Смейся, Панфер, смейся, заглушай тревогу! Радуй Митеньку, приятеля своего…
В улицах люднее. Шли к церковной площади. Там будет митинг. Туда умчался и Ванюшка, Панферов сын. Скоро он принес весть отцу.
— Тятька, большой стол там поставили. Зачем бы?
— Молебен за упокой артели служить будут.
— А попа-то нет?
— Москвич отхватит!
— Опять побегу.
Шелестят в кучах разговоры, шепоты:
— Задумали тоже, пробный.
— А хомуты где?
— А вальки?
— А постромки?
Гулко раздался по селу первый удар колокола. От неожиданности кое-кто схватились было за картузы, да вспомнили и выругались:
— Не дали, дуракам, снять колокола, самим же пригодились!
За первым — второй удар, третий. И медные перегуды поплыли по селу.
Взрослые, молодежь, даже старики со старухами — все вышли на улицу.
Замер трепыхающийся звон колокола. Нависла тишина. Притаилось на момент огромное село. А потом — что это? Откуда-то издали приглушенные донеслись голоса. Они становились все громче, слышнее.
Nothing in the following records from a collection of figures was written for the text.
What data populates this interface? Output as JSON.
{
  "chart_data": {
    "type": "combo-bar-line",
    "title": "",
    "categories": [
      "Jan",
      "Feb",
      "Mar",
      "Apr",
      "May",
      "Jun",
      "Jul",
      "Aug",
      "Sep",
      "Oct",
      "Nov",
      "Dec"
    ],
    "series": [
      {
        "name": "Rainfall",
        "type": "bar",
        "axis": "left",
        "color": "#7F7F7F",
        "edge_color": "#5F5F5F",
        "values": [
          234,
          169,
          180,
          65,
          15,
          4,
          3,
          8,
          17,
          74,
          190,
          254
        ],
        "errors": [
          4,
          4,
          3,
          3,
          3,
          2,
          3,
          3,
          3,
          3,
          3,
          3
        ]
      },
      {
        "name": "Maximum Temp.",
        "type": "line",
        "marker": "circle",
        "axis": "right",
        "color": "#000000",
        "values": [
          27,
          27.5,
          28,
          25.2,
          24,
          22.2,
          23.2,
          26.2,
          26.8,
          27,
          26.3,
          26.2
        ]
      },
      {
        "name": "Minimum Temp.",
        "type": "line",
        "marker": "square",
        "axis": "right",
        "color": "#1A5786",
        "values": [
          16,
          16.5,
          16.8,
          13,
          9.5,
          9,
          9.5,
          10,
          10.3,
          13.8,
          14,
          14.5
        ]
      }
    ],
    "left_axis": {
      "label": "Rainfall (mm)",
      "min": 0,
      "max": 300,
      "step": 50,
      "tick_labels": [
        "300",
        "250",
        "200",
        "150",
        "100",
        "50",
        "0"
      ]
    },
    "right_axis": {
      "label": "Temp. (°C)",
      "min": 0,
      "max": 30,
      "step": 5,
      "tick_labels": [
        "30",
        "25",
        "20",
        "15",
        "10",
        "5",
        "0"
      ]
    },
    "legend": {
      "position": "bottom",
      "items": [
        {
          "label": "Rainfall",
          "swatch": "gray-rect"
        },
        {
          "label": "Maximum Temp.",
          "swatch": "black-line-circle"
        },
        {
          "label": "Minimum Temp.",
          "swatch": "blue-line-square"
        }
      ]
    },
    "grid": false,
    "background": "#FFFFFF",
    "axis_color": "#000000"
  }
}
Грохот, сначала доносившийся издалека, все усиливался, нарастал и круто послышался где-то вблизи. Скоро из-за ветел, отделявших второе общество от первого, выметнулась толпа ребятишек. За ними мужики, а позади три пары лошадей. Над толпой трепыхались красные флажки. За первой колонной вынырнула вторая, тоже в три пары, за второй — третья, четвертая. С плугами. Сзади еще три: две с сеялками, одна с боронами.
Ванюшка, Панферов сын, снова прибежал, запыхавшийся:
— Тятька, колхозники из Чиклей!
— Те не в счет. У тех вальки старые. На чем выедут наши, вот гляди.
Следом — флаги гуще — с песнями и гармоникой шло самое дружное четвертое общество. Впереди кузнец Илья. С ним счетовод Сатаров. Интерес не в песнях и не в флагах, а есть ли вальки?.. У каждой пары новая тройчатка.
— Это из десяти оборкинских дубочков. А с чем выедут остальные?
Не из-за густых ветел второго общества, куда устремили глаза, а с противоположного конца, из переулка, шумливо двинулась третья бригада. Глянули: у каждой пары лошадей вальки.
— Что за дьявол! — прошептал Панфер, и улыбка сошла с лица.
— Камчатники лес из Дубровок наворовали! — пояснил Митенька. — Глядите, с чем выедет первая бригада.
— Народ леший ходит пеший, — подвернулся Авдей.
Первая, бедняцкого общества, бригада шла колонной от Левина Дола вдоль улицы. К церкви бы ей путь на площадь, а она мимо. Все ближе и ближе. Поравнялась с избой Панфера — и песню.
Показалось, что ль, иль в самом деле так вышло, но будто первая бригада на момент приостановилась против Панферовой избы и кто-то насмешливо машет Панферу картузом. Сквозь плотный строй лошадей увидел, точно увидел, и соседа своего Харитона, — веселый идет, парой лошадей правит, — и тестя своего, и свояка. Еще увидел, что на всех, совершенно на всех лошадях хомуты, новые постромки, сзади новые вальки.